春の訪れを感じる3月、新年度を目前に控え、ご自身の将来設計について思いを巡らせる方も多いのではないでしょうか。
特に70歳代を迎える方や、すでに70歳代として生活されている方にとって、「同世代はどれくらいの貯蓄があるのだろう」「年金だけで本当に暮らしていけるのか」といったお金の悩みは尽きないものです。

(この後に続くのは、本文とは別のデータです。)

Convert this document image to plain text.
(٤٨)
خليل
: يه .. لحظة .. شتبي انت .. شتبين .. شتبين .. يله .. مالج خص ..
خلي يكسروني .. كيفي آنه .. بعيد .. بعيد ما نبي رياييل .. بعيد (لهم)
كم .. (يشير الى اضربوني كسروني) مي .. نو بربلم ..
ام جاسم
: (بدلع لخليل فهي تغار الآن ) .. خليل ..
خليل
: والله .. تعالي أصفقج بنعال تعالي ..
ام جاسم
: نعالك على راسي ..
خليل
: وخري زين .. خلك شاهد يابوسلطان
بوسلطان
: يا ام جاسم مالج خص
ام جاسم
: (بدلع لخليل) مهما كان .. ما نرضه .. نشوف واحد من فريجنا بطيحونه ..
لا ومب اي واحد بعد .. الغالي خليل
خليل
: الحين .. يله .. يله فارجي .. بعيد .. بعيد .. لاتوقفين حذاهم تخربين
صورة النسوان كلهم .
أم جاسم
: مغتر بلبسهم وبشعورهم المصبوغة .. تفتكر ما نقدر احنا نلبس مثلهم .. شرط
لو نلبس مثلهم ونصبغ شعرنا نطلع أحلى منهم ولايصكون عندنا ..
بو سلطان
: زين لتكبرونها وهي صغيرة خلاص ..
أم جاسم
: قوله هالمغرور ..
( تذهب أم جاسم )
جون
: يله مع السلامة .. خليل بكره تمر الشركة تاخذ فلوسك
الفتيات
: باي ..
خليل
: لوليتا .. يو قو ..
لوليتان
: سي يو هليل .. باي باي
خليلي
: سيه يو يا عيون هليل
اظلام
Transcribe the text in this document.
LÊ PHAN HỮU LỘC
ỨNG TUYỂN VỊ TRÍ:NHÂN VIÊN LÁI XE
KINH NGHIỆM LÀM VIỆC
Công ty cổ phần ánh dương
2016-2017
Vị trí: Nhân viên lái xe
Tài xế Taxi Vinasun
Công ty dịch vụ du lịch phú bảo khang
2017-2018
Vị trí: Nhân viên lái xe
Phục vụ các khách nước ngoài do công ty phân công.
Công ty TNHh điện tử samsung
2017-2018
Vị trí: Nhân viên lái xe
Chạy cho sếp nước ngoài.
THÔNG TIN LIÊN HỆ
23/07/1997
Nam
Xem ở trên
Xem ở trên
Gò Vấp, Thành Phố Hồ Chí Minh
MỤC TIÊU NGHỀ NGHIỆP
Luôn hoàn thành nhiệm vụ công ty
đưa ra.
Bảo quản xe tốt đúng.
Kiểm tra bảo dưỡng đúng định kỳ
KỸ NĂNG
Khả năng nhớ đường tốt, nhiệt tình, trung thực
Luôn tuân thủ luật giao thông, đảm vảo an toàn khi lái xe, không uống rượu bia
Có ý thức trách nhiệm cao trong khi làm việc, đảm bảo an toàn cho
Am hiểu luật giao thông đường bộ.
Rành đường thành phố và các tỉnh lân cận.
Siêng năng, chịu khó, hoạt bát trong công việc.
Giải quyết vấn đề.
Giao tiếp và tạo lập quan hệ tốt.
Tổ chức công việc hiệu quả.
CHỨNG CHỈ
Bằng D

この記事では、公的な統計データを基に、70歳代の二人以上世帯が保有する平均的な貯蓄額や、厚生年金・国民年金のリアルな受給額を詳しく解説します。
さらに、65歳以上の無職世帯の家計収支の実態もご紹介しますので、ご自身の状況と照らし合わせながら、今後の生活設計のヒントを見つけていただければ幸いです。
1. 70歳代・二人以上世帯の貯蓄はいくら?平均と中央値で見るリアルな老後資金
J-FLEC(金融経済教育推進機構)が公表している「家計の金融行動に関する世論調査(2025年)」を基に、70歳代の二人以上世帯における金融資産の保有状況を確認していきましょう。
※この調査における金融資産保有額には、預貯金の他に株式、投資信託、生命保険などが含まれます。ただし、日常的に利用する普通預金の残高は対象外です。
調査結果によると、「70歳代・二人以上世帯」の平均貯蓄額は2416万円でした。
しかし、平均値は一部の富裕層の金額に影響されやすいという特徴があります。
より実態に近いとされる中央値は1178万円となっており、こちらを参考にするとよいでしょう。
世帯ごとの詳しい貯蓄額の分布は以下の通りです。
- 金融資産非保有:10.9%
- 100万円未満:4.5%
- 100~200万円未満:5.1%
- 200~300万円未満:3.7%
- 300~400万円未満:3.9%
- 400~500万円未満:2.9%
- 500~700万円未満:6.4%
- 700~1000万円未満:6.7%
- 1000~1500万円未満:11.1%
- 1500~2000万円未満:6.7%
- 2000~3000万円未満:12.3%
- 3000万円以上:25.2%
- 無回答:0.6%
金融資産を全く保有していない「貯蓄ゼロ」の世帯が10.9%存在する一方で、3000万円以上の資産を持つ世帯が25.2%と、全体の4分の1を占めていることがわかります。
また、貯蓄額が300万円未満の世帯も合計で13.3%と一定数見られます。
その一方で、1000万円以上の貯蓄を確保している世帯も多く存在しており、老後資金には大きなばらつきがあるようです。
このような差は、現役時代の収入や退職金の額、相続の有無、あるいは健康状態といった様々な要因によって生じます。
年金の受給額も、働き方や加入制度によって個人差が大きくなります。
特に貯蓄が少ない世帯の場合、年金収入だけで生活を維持することが困難になる可能性も考えられます。
老後に向けては、早い段階から生活費の見通しを立て、無理のない範囲で備えを進めることが重要です。